Why planarian flatworms demonstrate unprecedented immune defenses
Ruptoblasts are significantly different from immune cells found in humans and other vertebrates. T cells, natural killer cells, and neutrophils, the cells most relevant to mammals fighting infections, are all hematopoietic cells, meaning they originate in the bone marrow. However, nucleoblasts are glandular cells that appear to repurpose their secretory machinery for an entirely different, more destructive purpose.When the team looked for similar cells in other animals, they found phragmocyte-like cells only in basal bilaterians, which include flatworms and diverged from the vertebrate lineage hundreds of millions of years ago. research paper. This suggests that rupture may represent an ancient immune strategy that was eventually lost in vertebrates during evolution.One theory is that mammals simply cannot withstand such defenses. Rupture causes localized tissue damage, which flatworms can quickly repair thanks to their abundant stem cells and remarkable regenerative abilities. Vertebrates that lack the same regenerative capacity may have evolved milder immune strategies.
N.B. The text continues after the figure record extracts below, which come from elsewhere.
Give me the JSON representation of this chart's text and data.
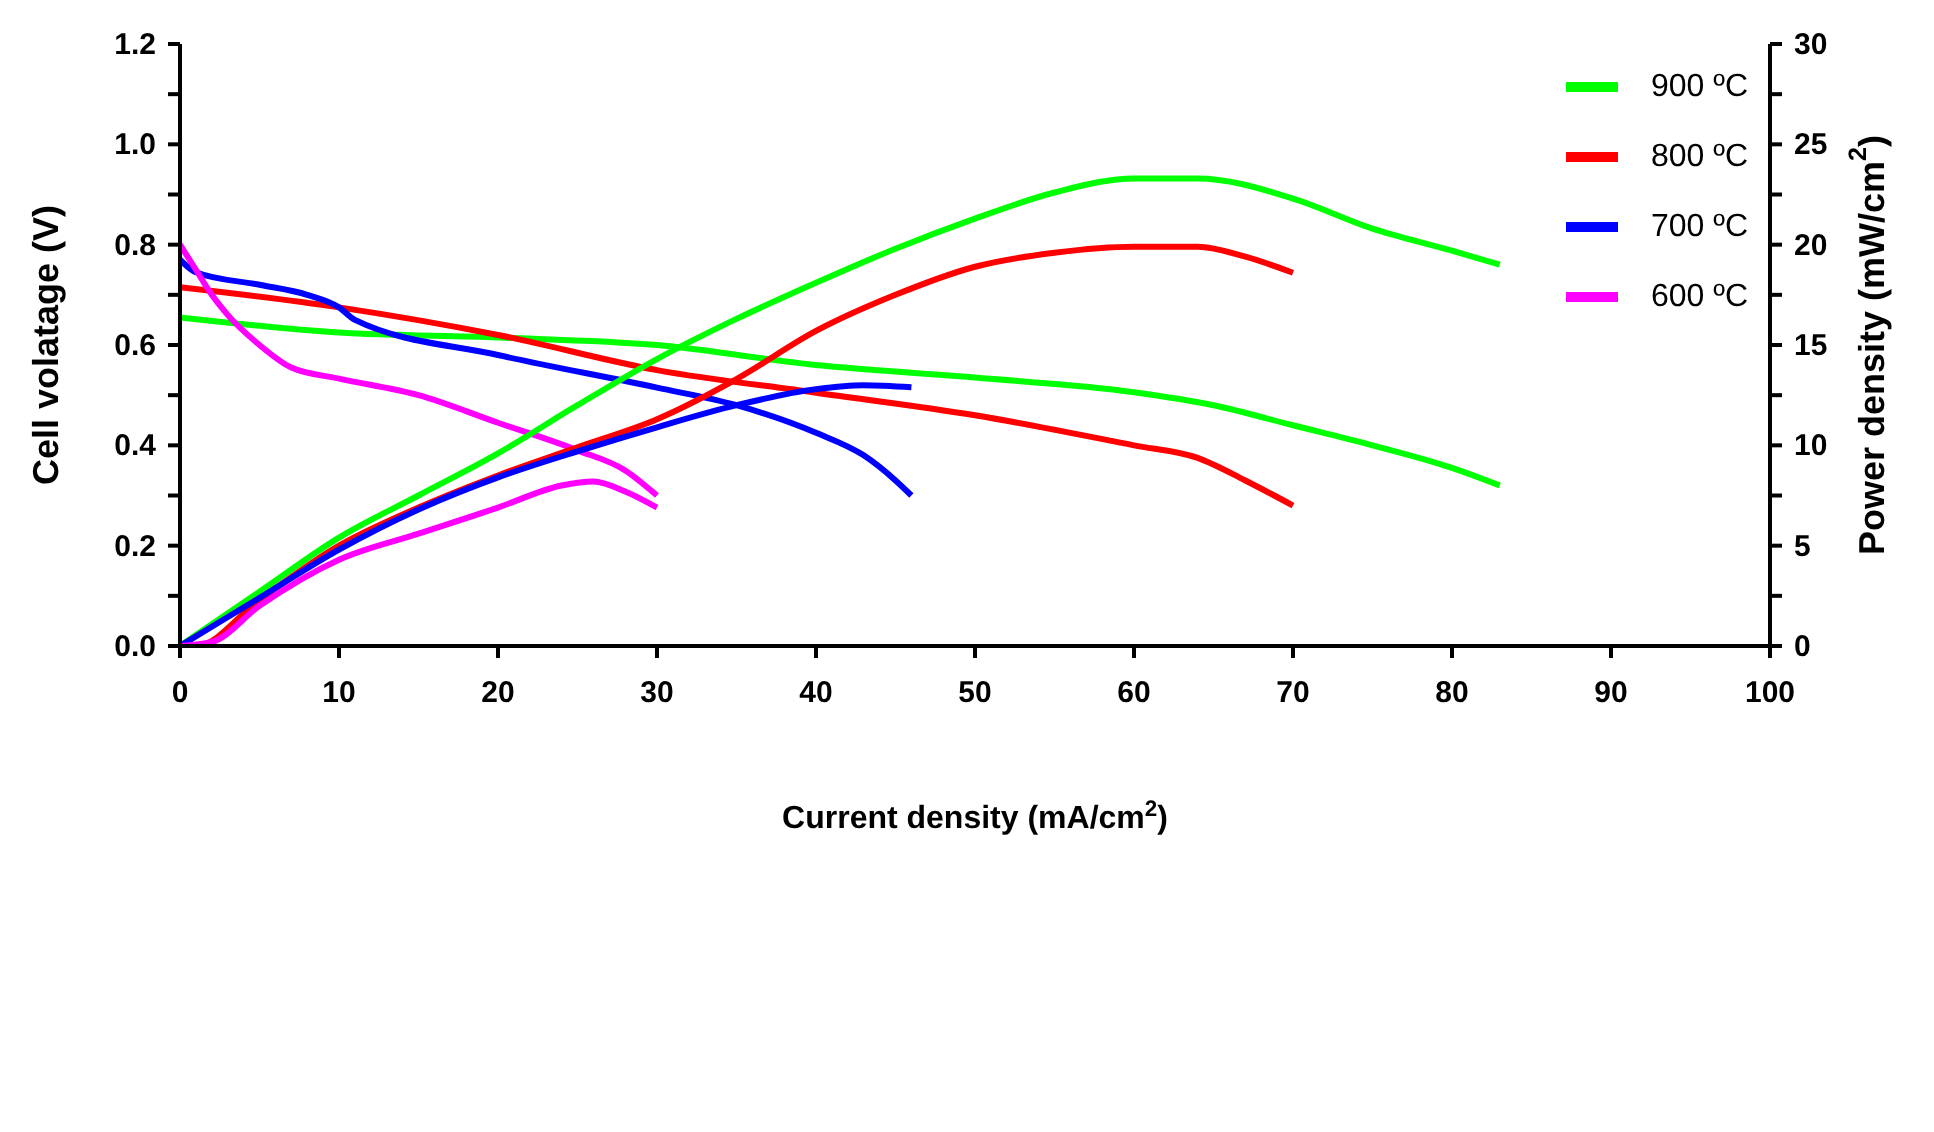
{
  "chart_data": {
    "type": "line",
    "xlabel": "Current density (mA/cm$^{2}$)",
    "ylabel": "Cell volatage (V)",
    "y2label": "Power density (mW/cm$^{2}$)",
    "xlim": [
      0,
      100
    ],
    "xticks": [
      0,
      10,
      20,
      30,
      40,
      50,
      60,
      70,
      80,
      90,
      100
    ],
    "ylim": [
      0,
      1.2
    ],
    "yticks": [
      {
        "value": 0,
        "label": "0.0"
      },
      {
        "value": 0.1,
        "label": null
      },
      {
        "value": 0.2,
        "label": "0.2"
      },
      {
        "value": 0.3,
        "label": null
      },
      {
        "value": 0.4,
        "label": "0.4"
      },
      {
        "value": 0.5,
        "label": null
      },
      {
        "value": 0.6,
        "label": "0.6"
      },
      {
        "value": 0.7,
        "label": null
      },
      {
        "value": 0.8,
        "label": "0.8"
      },
      {
        "value": 0.9,
        "label": null
      },
      {
        "value": 1.0,
        "label": "1.0"
      },
      {
        "value": 1.1,
        "label": null
      },
      {
        "value": 1.2,
        "label": "1.2"
      }
    ],
    "y2lim": [
      0,
      30
    ],
    "y2ticks": [
      0,
      {
        "value": 2.5,
        "label": null
      },
      5,
      {
        "value": 7.5,
        "label": null
      },
      10,
      {
        "value": 12.5,
        "label": null
      },
      15,
      {
        "value": 17.5,
        "label": null
      },
      20,
      {
        "value": 22.5,
        "label": null
      },
      25,
      {
        "value": 27.5,
        "label": null
      },
      30
    ],
    "legend": "top right",
    "grid": false,
    "marker": "none",
    "line_style": "solid",
    "series": [
      {
        "name": "900 ºC",
        "color": "#00ff00",
        "x": [
          0,
          10,
          20,
          30,
          40,
          50,
          60,
          65,
          70,
          75,
          80,
          83
        ],
        "values": [
          0.655,
          0.625,
          0.615,
          0.6,
          0.56,
          0.535,
          0.506,
          0.48,
          0.44,
          0.4,
          0.355,
          0.32
        ]
      },
      {
        "name": "800 ºC",
        "color": "#ff0000",
        "x": [
          0,
          10,
          20,
          30,
          40,
          50,
          60,
          64,
          67,
          70
        ],
        "values": [
          0.715,
          0.675,
          0.62,
          0.55,
          0.505,
          0.46,
          0.4,
          0.375,
          0.33,
          0.28
        ]
      },
      {
        "name": "700 ºC",
        "color": "#0000ff",
        "x": [
          0,
          1,
          5,
          8,
          10,
          11,
          20,
          30,
          35,
          40,
          43,
          45,
          46
        ],
        "values": [
          0.77,
          0.745,
          0.72,
          0.7,
          0.675,
          0.65,
          0.58,
          0.515,
          0.48,
          0.425,
          0.38,
          0.33,
          0.3
        ]
      },
      {
        "name": "600 ºC",
        "color": "#ff00ff",
        "x": [
          0,
          1,
          2,
          3,
          5,
          7,
          10,
          15,
          20,
          25,
          28,
          30
        ],
        "values": [
          0.8,
          0.75,
          0.7,
          0.66,
          0.6,
          0.555,
          0.533,
          0.5,
          0.445,
          0.39,
          0.35,
          0.3
        ]
      },
      {
        "color": "#00ff00",
        "axis": "y2",
        "x": [
          0,
          5,
          10,
          15,
          20,
          25,
          30,
          35,
          40,
          45,
          50,
          55,
          60,
          64,
          70,
          75,
          80,
          83
        ],
        "values": [
          0,
          2.7,
          5.4,
          7.5,
          9.6,
          12,
          14.3,
          16.3,
          18.1,
          19.8,
          21.3,
          22.6,
          23.3,
          23.3,
          22.3,
          20.8,
          19.7,
          19.0
        ]
      },
      {
        "color": "#ff0000",
        "axis": "y2",
        "x": [
          0,
          1,
          5,
          10,
          15,
          20,
          25,
          30,
          35,
          40,
          45,
          50,
          55,
          60,
          64,
          67,
          70
        ],
        "values": [
          0,
          0,
          2.3,
          5.0,
          6.9,
          8.5,
          9.9,
          11.3,
          13.3,
          15.7,
          17.5,
          18.9,
          19.6,
          19.9,
          19.9,
          19.4,
          18.6
        ]
      },
      {
        "color": "#0000ff",
        "axis": "y2",
        "x": [
          0,
          5,
          10,
          15,
          20,
          25,
          30,
          35,
          40,
          43,
          46
        ],
        "values": [
          0,
          2.4,
          4.8,
          6.8,
          8.4,
          9.7,
          10.9,
          12.0,
          12.8,
          13.0,
          12.9
        ]
      },
      {
        "color": "#ff00ff",
        "axis": "y2",
        "x": [
          0,
          2,
          5,
          10,
          15,
          20,
          24,
          26,
          28,
          30
        ],
        "values": [
          0,
          0.2,
          2.0,
          4.3,
          5.6,
          6.9,
          8.0,
          8.2,
          7.7,
          6.9
        ]
      }
    ]
  }
}
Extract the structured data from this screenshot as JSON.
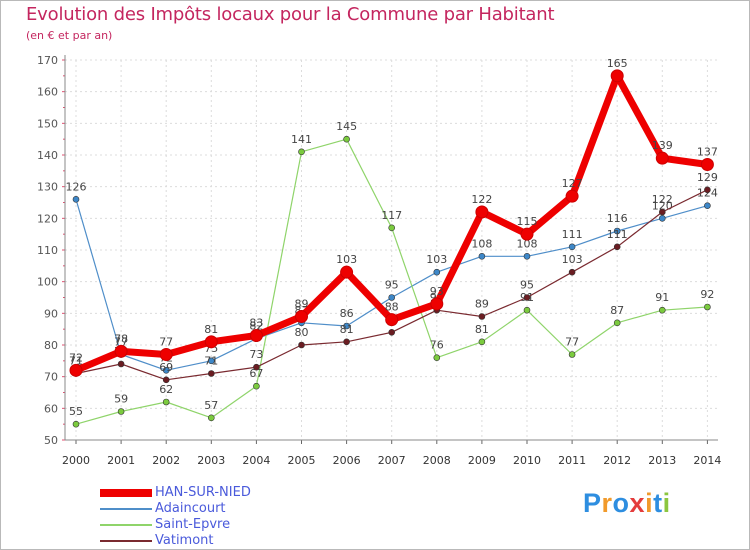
{
  "header": {
    "title": "Evolution des Impôts locaux pour la Commune par Habitant",
    "subtitle": "(en € et par an)"
  },
  "brand": {
    "text": "Proxiti",
    "letters": [
      "P",
      "r",
      "o",
      "x",
      "i",
      "t",
      "i"
    ],
    "colors": [
      "#2e8ee0",
      "#f19a2b",
      "#2e8ee0",
      "#e43c3c",
      "#f19a2b",
      "#2e8ee0",
      "#8cc63f"
    ]
  },
  "chart_data": {
    "type": "line",
    "title": "Evolution des Impôts locaux pour la Commune par Habitant",
    "ylabel": "(en € et par an)",
    "xlabel": "",
    "x": [
      "2000",
      "2001",
      "2002",
      "2003",
      "2004",
      "2005",
      "2006",
      "2007",
      "2008",
      "2009",
      "2010",
      "2011",
      "2012",
      "2013",
      "2014"
    ],
    "ylim": [
      50,
      170
    ],
    "yticks": [
      50,
      60,
      70,
      80,
      90,
      100,
      110,
      120,
      130,
      140,
      150,
      160,
      170
    ],
    "grid": true,
    "legend_position": "bottom-left",
    "series": [
      {
        "name": "Adaincourt",
        "color": "#4f8ec9",
        "width": 1.2,
        "marker": "#3d87c8",
        "values": [
          126,
          77,
          72,
          75,
          82,
          87,
          86,
          95,
          103,
          108,
          108,
          111,
          116,
          120,
          124
        ]
      },
      {
        "name": "Saint-Epvre",
        "color": "#8fd46a",
        "width": 1.2,
        "marker": "#7bcb3e",
        "values": [
          55,
          59,
          62,
          57,
          67,
          141,
          145,
          117,
          76,
          81,
          91,
          77,
          87,
          91,
          92
        ]
      },
      {
        "name": "Vatimont",
        "color": "#7a2a30",
        "width": 1.2,
        "marker": "#6b1d22",
        "values": [
          71,
          74,
          69,
          71,
          73,
          80,
          81,
          84,
          91,
          89,
          95,
          103,
          111,
          122,
          129
        ]
      },
      {
        "name": "HAN-SUR-NIED",
        "color": "#ee0000",
        "width": 7,
        "marker": "#ee0000",
        "values": [
          72,
          78,
          77,
          81,
          83,
          89,
          103,
          88,
          93,
          122,
          115,
          127,
          165,
          139,
          137
        ]
      }
    ]
  }
}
What phragmocytes mean for future medical treatments
To test just how powerful the nucleated cells were, the researchers exposed them to E. coli, human kidney cells, and mouse blood cells. In each case, the ruptured cells successfully destroyed their targets.Crucially, the damage remained highly localized. There is no chain reaction that spreads to surrounding cells, and there is no lasting toxicity once the mother cell ruptures and disappears. Senior author Bo Wang said that this precision makes this discovery particularly exciting from a medical perspective, as it could potentially be used to design targeted treatments for bacterial infections and even tumors without damaging healthy surrounding tissue. For details, see Stanford University official report About the findings.Currently, this finding highlights how little is known about the immune system outside of a few well-studied species. As Wang said, the countless animals living in environments teeming with bacteria and viruses may rely on immune mechanisms that scientists have yet to begin to study. By studying unconventional organisms like planarians, researchers hope to discover entirely new biological strategies that could eventually inspire new ways to tackle medicine’s toughest challenges, from infections to cancer.